Harris Manchester College is located 200 metres from the Bodleian Library, the main research library of Oxford University, as well as the English, History, Social Sciences, and Law faculty libraries.

Student life 
Despite the small student body, the college offers a wide array of courses. Many undergraduate tutorials are carried out in the college, though for some specialist papers undergraduates may be sent to tutors in other colleges. Members are generally expected to dine in the Arlosh Hall, where there is a twice-weekly formal dinner on Mondays and Wednesdays at which students dress in jackets, ties, and gowns.

Sports 
Although the college does not have its own sports ground, it consistently enters women's and men's teams into the university leagues, and members routinely join teams from other colleges. The college has a punt, The Royle Yacht, and a croquet lawn.

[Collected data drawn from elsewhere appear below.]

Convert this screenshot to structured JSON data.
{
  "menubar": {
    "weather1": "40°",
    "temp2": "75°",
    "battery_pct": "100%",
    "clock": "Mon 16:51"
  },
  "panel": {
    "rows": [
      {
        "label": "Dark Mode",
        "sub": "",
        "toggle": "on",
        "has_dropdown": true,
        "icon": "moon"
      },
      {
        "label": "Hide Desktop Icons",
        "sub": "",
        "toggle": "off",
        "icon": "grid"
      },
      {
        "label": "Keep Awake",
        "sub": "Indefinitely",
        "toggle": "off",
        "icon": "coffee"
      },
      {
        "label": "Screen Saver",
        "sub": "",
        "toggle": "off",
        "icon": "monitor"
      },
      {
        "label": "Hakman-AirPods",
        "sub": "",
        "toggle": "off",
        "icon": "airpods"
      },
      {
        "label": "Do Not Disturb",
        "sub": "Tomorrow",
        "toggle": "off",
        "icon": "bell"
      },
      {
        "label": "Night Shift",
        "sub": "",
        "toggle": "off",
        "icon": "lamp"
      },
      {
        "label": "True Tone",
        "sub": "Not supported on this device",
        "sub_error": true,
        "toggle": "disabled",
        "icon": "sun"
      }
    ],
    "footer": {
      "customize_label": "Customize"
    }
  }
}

In recent years the college's ice hockey team has been successful, once winning second place in the intercollegiate cuppers tournament, with the Basketball team winning third place in its intercollegiate cuppers tournament the year before. There is also an active pool team and a thriving squash club.

Harris Manchester also has an affiliation with neighbouring Wadham College for those interested in becoming members of Wadham College Boat Club, which came in second in the 2012 Women's Torpids and Summer VIIIs, and saw both the First and Second Men's boats winning blades.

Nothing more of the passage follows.